L’esplorazione psicoanalitica sull’origine della psicosi che anima ogni capitolo del testo di Bonfiglio, si sintetizza in quelli finali quando sono individuate due caratteristiche principali che accomunano pazienti diagnosticati come Borderline o Psicotici. La prima è una grave carenza di una esperienza piena e duratura di una relazione simbiotico/fusionale; la seconda riguarda una delega massiccia ad altre figure di abilità emotive, pensiero e azione, indispensabili per la tutela fisica e psichica personale. Gli assunti generali dell’approccio affondano nella Biologia e nell’interrelazione degli organismi con l’ambiente; questi alla comparsa di situazioni sfavorevoli tendono ad attivare funzioni sostitutive a quelle mancanti. A tale proposito Bonfiglio chiarisce: non si vede perché tali assunti non debbano valere anche nel campo della psicopatologia (p. 157). Siamo di fronte ad un approccio in cui non esistono discontinuità evidenti tra funzionamento sano e quello patologico. Ma cosa cambia nella tecnica? Se il metodo incarna la funzione, allora l’analista, ci suggerisce Bonfiglio, deve diventare il momentaneo depositario della follia del paziente e di quella del contesto in cui vive (p. 159). Per immaginare questa funzione di contenitore, viene da pensare all’articolo di Tagliacozzo sulle angosce fusionali: è l’analista che deve fornire l’incubatrice psichica fallita in precedenza (1990, p. 79). La metafora dell’incubatrice psichica (oggi direi più propriamente psicosomatica) ci aiuta a comprendere la particolare attenzione posta dall’autore alla necessità di una relazione volta ad incanalare le capacità dell’analizzando verso lo sviluppo. In questa direzione c’è bisogno di un lungo lavoro che rinforzi la fiducia, consolidi la relazione e soprattutto offra una validazione delle capacità di percezione della realtà, quelle sane. Per fare questo è necessario non disconoscere l’uso che il paziente fa dei suoi rifugi dalla realtà (su questo punto rimando all’affascinate lettura delle funzioni svolte dai rifugi psichici, differente da quella di Steiner e De Masi e alla definizione di condizione pre-catastrofica). Inoltre risulta decisivo il consolidamento delle capacità di gestione del mondo emozionale, che può essere sperimentato in un ambiente nuovo, quello psicoanalitico.

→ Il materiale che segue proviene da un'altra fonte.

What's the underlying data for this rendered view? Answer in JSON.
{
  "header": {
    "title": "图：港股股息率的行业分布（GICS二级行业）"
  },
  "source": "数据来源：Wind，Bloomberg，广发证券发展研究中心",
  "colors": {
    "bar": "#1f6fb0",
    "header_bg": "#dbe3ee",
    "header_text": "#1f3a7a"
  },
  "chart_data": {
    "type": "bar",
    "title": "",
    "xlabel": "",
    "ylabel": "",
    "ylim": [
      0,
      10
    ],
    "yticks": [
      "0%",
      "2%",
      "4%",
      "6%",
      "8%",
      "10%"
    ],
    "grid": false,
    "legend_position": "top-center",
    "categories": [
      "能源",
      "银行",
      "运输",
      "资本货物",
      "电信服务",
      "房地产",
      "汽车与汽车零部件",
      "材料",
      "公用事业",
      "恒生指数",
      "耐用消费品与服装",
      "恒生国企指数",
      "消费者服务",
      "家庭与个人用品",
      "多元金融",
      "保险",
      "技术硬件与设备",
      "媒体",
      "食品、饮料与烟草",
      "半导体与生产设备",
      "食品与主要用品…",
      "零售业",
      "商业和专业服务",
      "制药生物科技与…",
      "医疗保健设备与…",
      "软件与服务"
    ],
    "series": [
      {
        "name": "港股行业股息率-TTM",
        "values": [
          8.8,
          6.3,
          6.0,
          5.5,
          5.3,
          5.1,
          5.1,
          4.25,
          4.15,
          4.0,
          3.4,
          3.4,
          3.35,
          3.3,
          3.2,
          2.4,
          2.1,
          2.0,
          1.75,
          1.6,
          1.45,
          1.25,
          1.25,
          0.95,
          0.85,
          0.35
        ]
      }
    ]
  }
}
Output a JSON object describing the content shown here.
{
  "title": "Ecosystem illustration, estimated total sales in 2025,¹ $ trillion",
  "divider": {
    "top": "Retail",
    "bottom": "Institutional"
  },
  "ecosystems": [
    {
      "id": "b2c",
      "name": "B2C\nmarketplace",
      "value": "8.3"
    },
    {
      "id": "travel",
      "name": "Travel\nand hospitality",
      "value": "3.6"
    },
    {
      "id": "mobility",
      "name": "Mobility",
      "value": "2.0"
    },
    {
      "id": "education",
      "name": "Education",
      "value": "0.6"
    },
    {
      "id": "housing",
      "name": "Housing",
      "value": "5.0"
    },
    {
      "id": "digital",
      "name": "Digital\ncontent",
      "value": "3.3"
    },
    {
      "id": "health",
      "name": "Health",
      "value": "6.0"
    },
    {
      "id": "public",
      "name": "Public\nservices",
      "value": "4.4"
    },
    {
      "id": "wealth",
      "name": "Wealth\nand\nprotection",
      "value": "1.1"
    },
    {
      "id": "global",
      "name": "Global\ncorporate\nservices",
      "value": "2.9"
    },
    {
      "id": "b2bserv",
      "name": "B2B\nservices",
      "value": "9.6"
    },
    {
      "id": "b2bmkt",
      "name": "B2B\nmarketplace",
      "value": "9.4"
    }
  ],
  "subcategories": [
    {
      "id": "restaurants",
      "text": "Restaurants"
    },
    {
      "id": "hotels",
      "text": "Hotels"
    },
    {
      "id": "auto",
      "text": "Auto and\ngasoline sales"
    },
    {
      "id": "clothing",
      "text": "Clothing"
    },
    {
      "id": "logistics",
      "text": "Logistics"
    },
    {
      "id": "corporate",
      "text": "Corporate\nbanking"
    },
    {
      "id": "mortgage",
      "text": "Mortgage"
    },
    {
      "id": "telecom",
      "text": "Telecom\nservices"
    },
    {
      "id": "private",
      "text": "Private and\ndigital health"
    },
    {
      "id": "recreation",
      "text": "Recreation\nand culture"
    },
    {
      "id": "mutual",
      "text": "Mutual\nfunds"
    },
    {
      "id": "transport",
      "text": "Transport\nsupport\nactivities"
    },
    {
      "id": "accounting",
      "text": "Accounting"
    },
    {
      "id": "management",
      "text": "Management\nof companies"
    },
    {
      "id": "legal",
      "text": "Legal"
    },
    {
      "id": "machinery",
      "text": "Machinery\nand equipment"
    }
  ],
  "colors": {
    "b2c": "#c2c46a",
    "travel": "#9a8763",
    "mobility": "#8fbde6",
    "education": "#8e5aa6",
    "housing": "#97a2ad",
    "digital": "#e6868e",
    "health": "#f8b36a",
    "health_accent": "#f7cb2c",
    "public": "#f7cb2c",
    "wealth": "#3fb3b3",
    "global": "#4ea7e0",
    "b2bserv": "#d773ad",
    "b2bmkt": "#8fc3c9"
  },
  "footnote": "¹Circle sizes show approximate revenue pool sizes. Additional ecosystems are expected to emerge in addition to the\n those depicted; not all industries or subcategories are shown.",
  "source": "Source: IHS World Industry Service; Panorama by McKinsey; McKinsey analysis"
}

Lo sforzo conoscitivo e la sapienza contenuta in questo volume si dirige, quindi, verso un cambiamento delle strategie terapeutiche utilizzate per il trattamento delle psicosi.
Tradizione e innovazione non si alternano o si succedono ma piuttosto convivono influenzandosi a vicenda in vari modi, e il lavoro di Bonfiglio è uno di questi.
Bibliografia:
Bonfiglio B. (2018). Simbiosi/Fusionalità e costruzione della soggettività. Parlando di clinica. FrancoAngeli, Milano.
De Toffoli C. (2014). Transiti Corpo-Mente. L’esperienza della psicoanalisi. A cura di Basilio Bonfiglio. FrancoAngeli, Milano.
Falci A. (2012). In Dissociazione Scissione Rimozione. FrancoAngeli, Roma.
Freud S. (1904). Psicoterapia. O.S.F., 4
Freud S. (1926). Inibizione sintomo e angoscia O.S.F., 10 p. 286
Milner M. (1950). Non poter Dipingere. Borla Roma, 2010.
Neri C.; Pallier L.; Petacchi G.; Soavi G.C.; Tagliacozzo R. (1990). Fusionalità scritti di psicoanalisi clinica, Borla, Roma.
Winnicott D.W. (1988). Sulla natura umana. Raffaello Cortina Editore, Milano, 1989.